Pela análise dos dados da ACSS e da ERS parece haver evidência de que o modelo organizativo em ULS não traduz na prática ganhos económicos e em saúde.

Conclusão:

Na génese das ULS está o objetivo de criar uma melhor interligação dos diferentes níveis de cuidados, concluindo-se que este modelo de governação não aporta o valor acrescentado que teoricamente previa.

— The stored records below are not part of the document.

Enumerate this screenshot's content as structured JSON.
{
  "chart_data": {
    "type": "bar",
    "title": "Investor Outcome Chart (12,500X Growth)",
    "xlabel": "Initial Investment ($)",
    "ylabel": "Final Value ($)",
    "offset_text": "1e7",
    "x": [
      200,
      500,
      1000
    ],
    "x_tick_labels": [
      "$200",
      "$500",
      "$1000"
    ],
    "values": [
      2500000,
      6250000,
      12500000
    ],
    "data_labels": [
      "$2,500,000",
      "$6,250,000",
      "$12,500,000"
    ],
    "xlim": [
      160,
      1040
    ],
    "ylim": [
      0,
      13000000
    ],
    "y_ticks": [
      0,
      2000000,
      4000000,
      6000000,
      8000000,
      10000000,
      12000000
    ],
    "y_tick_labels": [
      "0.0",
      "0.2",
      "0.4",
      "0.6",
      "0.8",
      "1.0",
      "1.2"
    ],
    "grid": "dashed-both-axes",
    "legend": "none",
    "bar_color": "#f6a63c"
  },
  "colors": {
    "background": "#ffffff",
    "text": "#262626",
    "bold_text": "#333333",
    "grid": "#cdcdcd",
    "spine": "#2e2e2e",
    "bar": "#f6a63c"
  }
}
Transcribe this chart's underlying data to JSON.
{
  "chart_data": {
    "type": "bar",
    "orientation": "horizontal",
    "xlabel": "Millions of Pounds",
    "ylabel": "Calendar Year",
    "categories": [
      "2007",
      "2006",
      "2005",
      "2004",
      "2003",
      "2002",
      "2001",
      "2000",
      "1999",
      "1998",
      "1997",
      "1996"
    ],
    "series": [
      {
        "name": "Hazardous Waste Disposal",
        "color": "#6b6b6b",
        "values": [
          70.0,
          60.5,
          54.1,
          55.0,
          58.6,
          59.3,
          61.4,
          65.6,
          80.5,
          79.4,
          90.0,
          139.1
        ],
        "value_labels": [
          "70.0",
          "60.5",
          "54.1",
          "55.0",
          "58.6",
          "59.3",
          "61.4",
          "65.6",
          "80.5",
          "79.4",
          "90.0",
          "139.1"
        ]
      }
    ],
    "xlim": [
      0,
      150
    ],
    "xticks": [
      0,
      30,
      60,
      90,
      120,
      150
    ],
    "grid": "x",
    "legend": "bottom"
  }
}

Palavras-chave: instituições de saúde; administração de serviços de saúde; modelos organizacionais; qualidade da assistência à saúde

Abstract

Background:

The local health unit (Unidade Local de Saúde - ULS) model embodies the vertical integration of health care services, bringing together different levels of care within a single entity and under the same management.

Objective:

To analyze the ULS organizational model and its potential health and economic gains.

Methodology:

This is an exploratory study involving five ULSs located in Portugal’s northern and inland areas. The data analyzed focused on citizens’ access to health care, quality of care, productive efficiency, and economic and financial performance from 2015 to 2018. The Portuguese Health Regulation Authority (ERS) and the Central Administration of the Health System (ACSS) provided the data for analysis.

Results:

Considering the ACSS and ERS data analysis, there seems to be evidence that the ULS organizational model does not translate into economic and health gains.

Conclusion:

ULSs were created to allow a better interconnection between the different levels of care. However, this organizational management model does not provide the added value theoretically expected.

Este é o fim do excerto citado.